Deliveroo goes on to say that “if we were required to make changes to the basis on which we engage riders across a number of our markets, or in our key markets, this could affect our ability to continue operating in those markets or require material changes to our model.” This is an admission to investors that the shares they are buying could be compromised by Deliveroo having to give its riders employment protections.

One of its key markets is the U.K., where the Supreme Court recently ruled that rideshare company Uber has to classify its riders as workers, paying a minimum wage, pension, and holiday. That ruling isn’t going to change food delivery right away — even Uber, which also runs Uber Eats, says it is unmoved by any ramifications for its food delivery arm — but it has bought renewed attention to the means by which Deliveroo and Uber achieve such stratospheric valuations: depressing labour costs by eliminating minimum wages, pensions, and holiday pay from their balance sheet.

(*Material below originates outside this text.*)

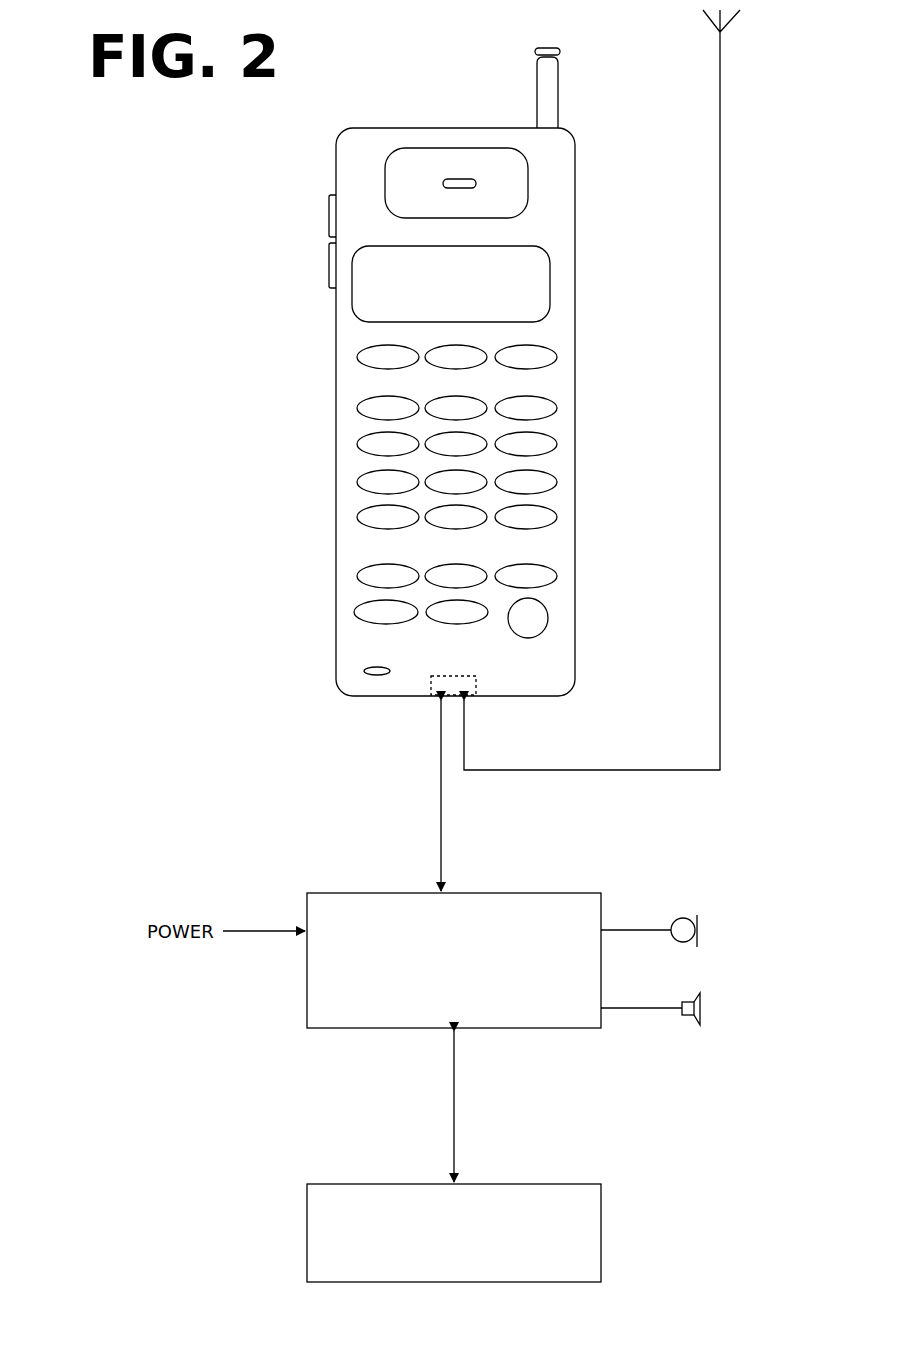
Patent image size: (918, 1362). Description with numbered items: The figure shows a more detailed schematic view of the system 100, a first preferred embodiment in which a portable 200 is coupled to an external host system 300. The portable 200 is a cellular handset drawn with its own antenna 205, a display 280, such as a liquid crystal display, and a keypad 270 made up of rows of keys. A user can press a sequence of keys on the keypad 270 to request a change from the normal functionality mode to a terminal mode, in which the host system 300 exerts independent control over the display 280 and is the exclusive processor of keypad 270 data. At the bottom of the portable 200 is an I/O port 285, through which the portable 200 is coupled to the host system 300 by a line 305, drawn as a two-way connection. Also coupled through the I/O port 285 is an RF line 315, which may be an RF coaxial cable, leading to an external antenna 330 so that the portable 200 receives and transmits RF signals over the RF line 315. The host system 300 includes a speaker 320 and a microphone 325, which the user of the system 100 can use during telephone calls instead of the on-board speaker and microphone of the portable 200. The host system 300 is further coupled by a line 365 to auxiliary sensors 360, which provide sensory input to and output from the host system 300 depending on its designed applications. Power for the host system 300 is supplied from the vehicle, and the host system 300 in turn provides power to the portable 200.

Deliveroo has put this information in its prospectus because it is, financially speaking, an investment risk: If it starts making less money, those who invest in it are also going to make less, or even lose money. One U.K. fund, Aviva, has flipped the script and said that actually, the lack of workers’ rights is the investment risk, in a naked clarification of the mechanisms at the heart of the £8.8 billion valuation. Investment forecasters said last week that the Uber ruling “dampened the mood” around Deliveroo’s Initial Public Offering (IPO,) with one describing it as “an existential threat to Deliveroo.”

But, the company has fought them off before. A Parliamentary inquiry by MP Frank Field, then representing Labour, found that its business model “for an unknown number of workers these imposed self-employment opportunities are all there is on offer, even though their need is for stable work for at least the level of the National Living Wage” in 2018. That followed the Independent Workers Union of Great Britain (IWGB) defeating Deliveroo over riders’ self-employment status, but the High Court upheld Deliveroo’s classification of riders and their consequent lack of rights to collective bargaining (unionisation) later that year. Deliveroo has long maintained that its riders seek the flexibility it can offer, even if that flexibility actually leads to a gamified relationship between rider and company.

The economics of food delivery are such that for these apps to be viable, they have to exploit someone — be it the worker or the restaurant. Deliveroo made its first profit this year after unprecedented demand linked to the Covid-19 pandemic, but its valuations, like Uber’s, and many other gig economy giants, are tied to growth before profitability, even though investors are starting to put pressure on this model. That explains why a company that still reported an underlying loss of £224 million in its most lucrative year to date can bid to value itself at £8.8 billion, while its riders can’t guarantee themselves a minimum wage when they log on, get on their bikes, and ferry food around the capital.